Comments on: SSL Vendor X, I love thee not

By: Mark Wahl

Mark Wahl — Wed, 24 Jan 2007 23:10:44 +0000

Yep it sometimes seems strange to me that it can (for some issuers) even be easier for a one-person business to get an SSL certificate for a domain as a business than that individual to get an SSL certificate for a domain as an individual, as the business gives a layer of ‘indirection’, a persona for the individual that’s at least partially under the individual’s control. For while governments tend to frown on individuals having multiple copies of a personal credential (such as a not wanting citizens to have multiple passports or driver’s license simultaneously valid) or with different attributes, they seem to be happy with individuals creating as many businesses as they desire. Let us know when you find a vendor willing to work with you in issuing you a SSL cert.

By: Pamela

Pamela — Wed, 24 Jan 2007 20:59:41 +0000

Hi Mark!

Businesses have to go through a different (but equally annoying) set of hoops.
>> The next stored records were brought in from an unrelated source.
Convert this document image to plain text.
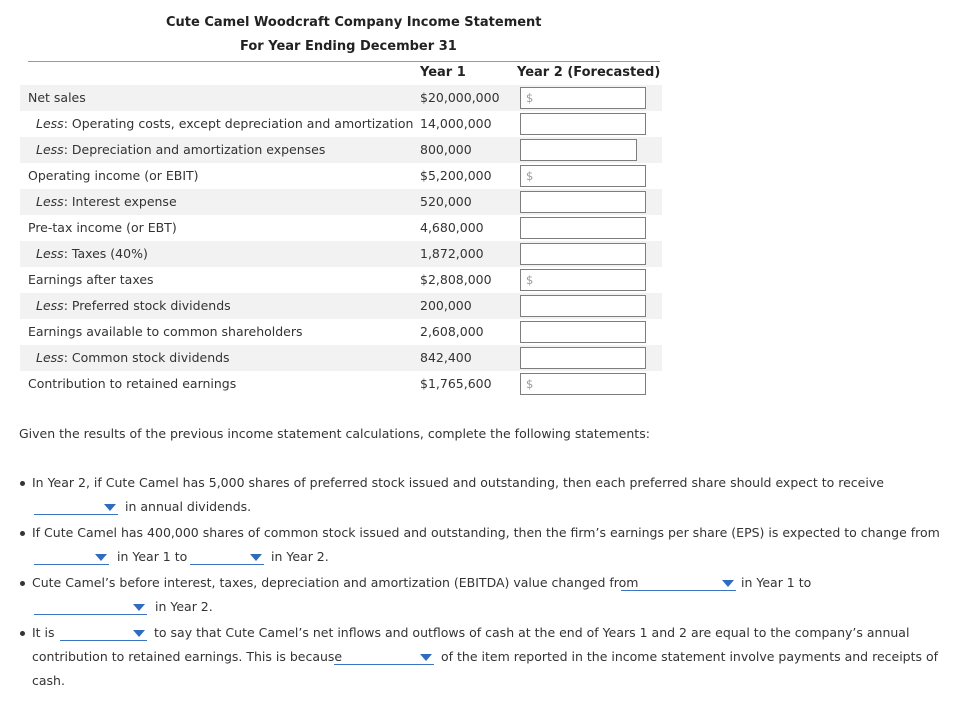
Cute Camel Woodcraft Company Income Statement
For Year Ending December 31
Year 1	Year 2 (Forecasted)
Net sales	$20,000,000 $
Less: Operating costs, except depreciation and amortization 14,000,000
Less: Depreciation and amortization expenses	800,000
Operating income (or EBIT)	$5,200,000	$
Less: Interest expense	520,000
Pre-tax income (or EBT)	4,680,000
Less: Taxes (40%)	1,872,000
Earnings after taxes	$2,808,000	$
Less: Preferred stock dividends	200,000
Earnings available to common shareholders	2,608,000
Less: Common stock dividends	842,400
Contribution to retained earnings	$1,765,600	$
Given the results of the previous income statement calculations, complete the following statements:
In Year 2, if Cute Camel has 5,000 shares of preferred stock issued and outstanding, then each preferred share should expect to receive
in annual dividends.
If Cute Camel has 400,000 shares of common stock issued and outstanding, then the firm’s earnings per share (EPS) is expected to change from
in Year 1 to	in Year 2.
Cute Camel’s before interest, taxes, depreciation and amortization (EBITDA) value changed from	in Year 1 to
in Year 2.
It is	to say that Cute Camel’s net inflows and outflows of cash at the end of Years 1 and 2 are equal to the company’s annual
contribution to retained earnings. This is because	of the item reported in the income statement involve payments and receipts of
cash.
They have to provide articles of incorporation, DUNS numbers, things like that. I have run into issues before applying for company certificates, where we forgot to update our WHOIS record when we moved – we failed our ‘automatic’ validation because the address we wrote on our CSR didn’t match with the WHOIS database. Come to think of it, that was the same SSL company… :)

By: Mark Wahl

Mark Wahl — Wed, 24 Jan 2007 20:51:08 +0000

What manner of ‘official document’/'real-world credential’ is the SSL issuer looking for with the matching address?
(For example, you mention a driver’s license, but it’s likely that a large business with a domain would have the business’ mailing address be on the WHOIS record, but the business’ employees would not have the company address on their driver’s license). Does your city or county government have a DBA registration database?